Он так задумался, что не заметил, как жена кончила доить корову и погнала ее за ворота, где уже слышалось щелканье пастушьего кнута. Не заметил он и ласково-насмешливой улыбки, мелькнувшей на смуглом, с правильными чертами, еще моложавом лице жены. В его мозгу снова прошли подробности вчерашней неудачи. «В чем загвоздка? Кажись, все было сделано правильно, а заряд не сработал».
Роман Андреевич вспомнил все с самого начала. И то, как повздорил с Анной, которая сначала упрашивала не ехать на рыбалку, не связываться с проклятым «Чумазым», а потом обругала его, Романа, и крикнула: «Быть тебе в тюрьме, старый дурень!» Пришлось бабу малость укротить, чтобы не гавкала.
Вспомнил он, как приехал на лодке к облюбованной яме на реке и снарядил шашку. Присоединил шнур с капсюлем. Зажег его, опустил заряд в воду и поспешно отплыл к берегу, ожидая взрыва.
Но шашка не взорвалась. Послышалось ему, правда, как в глубине омута что-то щелкнуло, но что это было — взрыв ли капсюля или другой какой звук — он не разобрал.
Чуть не час просидел Роман в своем укрытии. Надо было ехать домой. Но на пути лежал омут с затаившимся где-то в глубине зарядом. А вдруг рванет, проклятый, прямо под лодкой!
Наконец он пересилил страх. Пришлось вернуться ни с чем. А рыба — ох, как нужна! Спрос на нее в городе по летнему времени большой, только подавай. Да и с «Чумазым» надо рассчитаться. Уже два раза он подкарауливал у магазина и требовал деньги, шкура!
А разойтись с ним нельзя. Пока «Чумазый» еще в здешних краях да рыба в реке водится, дурак он, Роман, будет, если растеряется. Шутка сказать — на позапрошлой неделе почитай два центнера рыбы черпанул. Есть ли тут резон в колхозе спину гнуть!
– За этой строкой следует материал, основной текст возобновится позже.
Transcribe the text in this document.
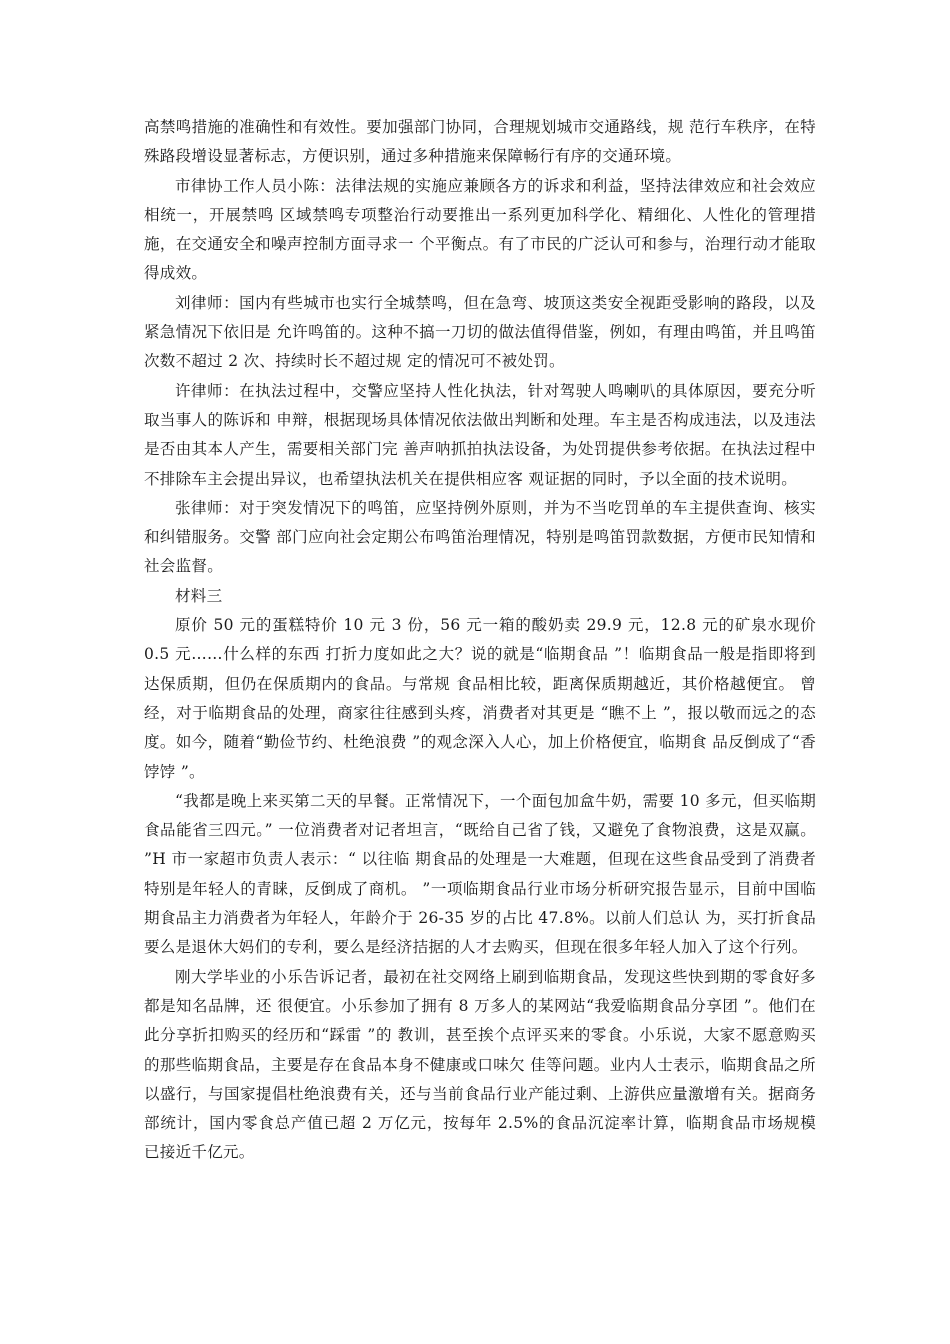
高禁鸣措施的准确性和有效性。要加强部门协同，合理规划城市交通路线，规 范行车秩序，在特殊路段增设显著标志，方便识别，通过多种措施来保障畅行有序的交通环境。

市律协工作人员小陈：法律法规的实施应兼顾各方的诉求和利益，坚持法律效应和社会效应相统一，开展禁鸣 区域禁鸣专项整治行动要推出一系列更加科学化、精细化、人性化的管理措施，在交通安全和噪声控制方面寻求一 个平衡点。有了市民的广泛认可和参与，治理行动才能取得成效。

刘律师：国内有些城市也实行全城禁鸣，但在急弯、坡顶这类安全视距受影响的路段，以及紧急情况下依旧是 允许鸣笛的。这种不搞一刀切的做法值得借鉴，例如，有理由鸣笛，并且鸣笛次数不超过 2 次、持续时长不超过规 定的情况可不被处罚。

许律师：在执法过程中，交警应坚持人性化执法，针对驾驶人鸣喇叭的具体原因，要充分听取当事人的陈诉和 申辩，根据现场具体情况依法做出判断和处理。车主是否构成违法，以及违法是否由其本人产生，需要相关部门完 善声呐抓拍执法设备，为处罚提供参考依据。在执法过程中不排除车主会提出异议，也希望执法机关在提供相应客 观证据的同时，予以全面的技术说明。

张律师：对于突发情况下的鸣笛，应坚持例外原则，并为不当吃罚单的车主提供查询、核实和纠错服务。交警 部门应向社会定期公布鸣笛治理情况，特别是鸣笛罚款数据，方便市民知情和社会监督。

材料三

原价 50 元的蛋糕特价 10 元 3 份，56 元一箱的酸奶卖 29.9 元，12.8 元的矿泉水现价 0.5 元……什么样的东西 打折力度如此之大？说的就是“临期食品 ”！临期食品一般是指即将到达保质期，但仍在保质期内的食品。与常规 食品相比较，距离保质期越近，其价格越便宜。 曾经，对于临期食品的处理，商家往往感到头疼，消费者对其更是 “瞧不上 ”，报以敬而远之的态度。如今，随着“勤俭节约、杜绝浪费 ”的观念深入人心，加上价格便宜，临期食 品反倒成了“香饽饽 ”。

“我都是晚上来买第二天的早餐。正常情况下，一个面包加盒牛奶，需要 10 多元，但买临期食品能省三四元。” 一位消费者对记者坦言，“既给自己省了钱，又避免了食物浪费，这是双赢。 ”H 市一家超市负责人表示：“ 以往临 期食品的处理是一大难题，但现在这些食品受到了消费者特别是年轻人的青睐，反倒成了商机。 ”一项临期食品行业市场分析研究报告显示，目前中国临期食品主力消费者为年轻人，年龄介于 26-35 岁的占比 47.8%。以前人们总认 为，买打折食品要么是退休大妈们的专利，要么是经济拮据的人才去购买，但现在很多年轻人加入了这个行列。

刚大学毕业的小乐告诉记者，最初在社交网络上刷到临期食品，发现这些快到期的零食好多都是知名品牌，还 很便宜。小乐参加了拥有 8 万多人的某网站“我爱临期食品分享团 ”。他们在此分享折扣购买的经历和“踩雷 ”的 教训，甚至挨个点评买来的零食。小乐说，大家不愿意购买的那些临期食品，主要是存在食品本身不健康或口味欠 佳等问题。业内人士表示，临期食品之所以盛行，与国家提倡杜绝浪费有关，还与当前食品行业产能过剩、上游供应量激增有关。据商务部统计，国内零食总产值已超 2 万亿元，按每年 2.5%的食品沉淀率计算，临期食品市场规模 已接近千亿元。
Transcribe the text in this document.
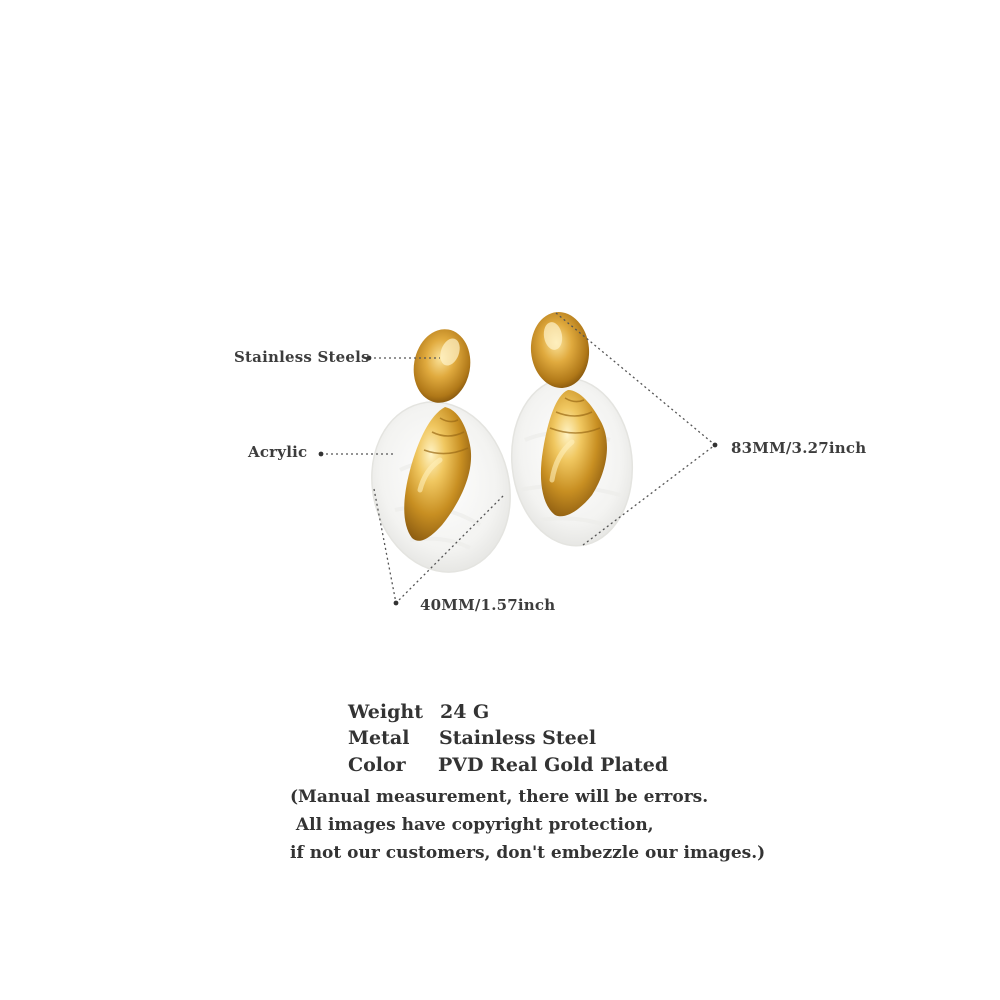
Stainless Steels
Acrylic	83MM/3.27inch
40MM/1.57inch
Weight 24 G
Metal Stainless Steel
Color PVD Real Gold Plated
(Manual measurement, there will be errors.
All images have copyright protection,
if not our customers, don't embezzle our images.)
Вчера, правда, осечка вышла. Не то заряд негодный попался, не то вода в капсюль зашла. Ну да ладно! Еще заряд лежит в сундуке. Ужо наверстаю!
Вернулась с улицы Анна Евсеевна. Позавтракали. Володька убежал на улицу. Роман Андреевич поймал на себе внимательный, какой-то изучающий взгляд жены.
— Ну, чего уставилась? — спросил он раздраженно.
— А то! — в низком голосе Анны Евсеевны послышались вызывающие нотки. — Когда ты кончишь браконьерничать?